The quality of our environment is fundamental to our long-term survival as a species. You would think, therefore, we’d be quite keen to look after it. You’d think we would want to live in a clean, healthy, and generally “nice” environment.
Unfortunately, the evidence suggests not.
Like marauding pirates, we have mercilessly plundered our environment. We have used and abused what it has freely offered us. Our actions have been and continue to be such that we take and exploit to the point of obliteration and extinction.
Driven by profit and gain, if there’s an advantage to be acquired, then all else becomes secondary. Individual short-term self-interest dominates thoughts of the wider population’s well-being. As demonstrated by the fact that all too often we act on the basis of the here and now rather than thinking about the future or the consequences of our actions.
Why would we have ever suspected anything else?
There’s no great precedent that we will do the right thing, the proper thing, the necessary thing.

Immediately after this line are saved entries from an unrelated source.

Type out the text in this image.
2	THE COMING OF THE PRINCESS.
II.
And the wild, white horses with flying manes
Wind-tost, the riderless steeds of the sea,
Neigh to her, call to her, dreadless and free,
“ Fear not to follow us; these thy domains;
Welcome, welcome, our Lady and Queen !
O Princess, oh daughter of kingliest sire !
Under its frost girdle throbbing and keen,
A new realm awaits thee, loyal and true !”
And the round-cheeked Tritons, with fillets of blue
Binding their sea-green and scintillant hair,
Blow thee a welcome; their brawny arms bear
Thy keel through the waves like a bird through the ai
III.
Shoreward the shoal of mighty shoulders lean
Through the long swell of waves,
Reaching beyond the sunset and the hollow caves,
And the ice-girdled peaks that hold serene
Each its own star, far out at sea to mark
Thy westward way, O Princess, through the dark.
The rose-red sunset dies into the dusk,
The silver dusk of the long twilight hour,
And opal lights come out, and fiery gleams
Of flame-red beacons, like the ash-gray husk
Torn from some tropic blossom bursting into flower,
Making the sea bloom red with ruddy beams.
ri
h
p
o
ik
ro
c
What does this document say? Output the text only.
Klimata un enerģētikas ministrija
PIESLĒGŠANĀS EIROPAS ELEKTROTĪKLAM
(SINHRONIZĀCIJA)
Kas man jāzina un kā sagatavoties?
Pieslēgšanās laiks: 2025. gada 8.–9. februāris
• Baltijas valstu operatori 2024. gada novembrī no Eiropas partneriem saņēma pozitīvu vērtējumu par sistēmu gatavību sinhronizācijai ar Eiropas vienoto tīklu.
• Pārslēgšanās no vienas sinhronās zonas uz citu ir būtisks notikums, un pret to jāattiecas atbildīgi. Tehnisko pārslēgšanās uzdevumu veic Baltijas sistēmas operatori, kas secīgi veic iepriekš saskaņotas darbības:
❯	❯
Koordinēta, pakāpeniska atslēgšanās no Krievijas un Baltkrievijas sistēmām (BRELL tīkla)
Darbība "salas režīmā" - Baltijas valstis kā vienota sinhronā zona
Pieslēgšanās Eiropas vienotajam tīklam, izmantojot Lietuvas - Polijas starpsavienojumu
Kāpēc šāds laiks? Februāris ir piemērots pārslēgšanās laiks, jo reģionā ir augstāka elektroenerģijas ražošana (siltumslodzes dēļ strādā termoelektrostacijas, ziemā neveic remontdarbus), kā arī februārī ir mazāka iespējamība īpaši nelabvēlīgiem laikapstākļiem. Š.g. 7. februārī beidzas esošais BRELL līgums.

How can you expect people to act in the best interests of the environment when they can’t even act in the best interests of themselves?
Despite well-established and widely known health warnings, many people continue to smoke; they take recreational drugs; they overeat to the point of obesity; they drink alcohol excessively; and they fail to do adequate exercise.
In the developed world, more people die from conditions caused by their lifestyle (heart attack, stroke, diabetes) than from any other reason. It seems we can’t even do the right thing for ourselves.
It’s a shocking testament to individual neglect and abuse.
And, in relation to the environment, we’re expecting these people to think of the wider population’s well-being and, what’s more, to modify their behaviour for the benefit of others, people with whom they have no relationship or association.
That’s just not going to happen.
If people cannot act responsibly in relation to their own behaviours, how can we expect them to act responsibly toward others?
The individual is just not going to save the planet.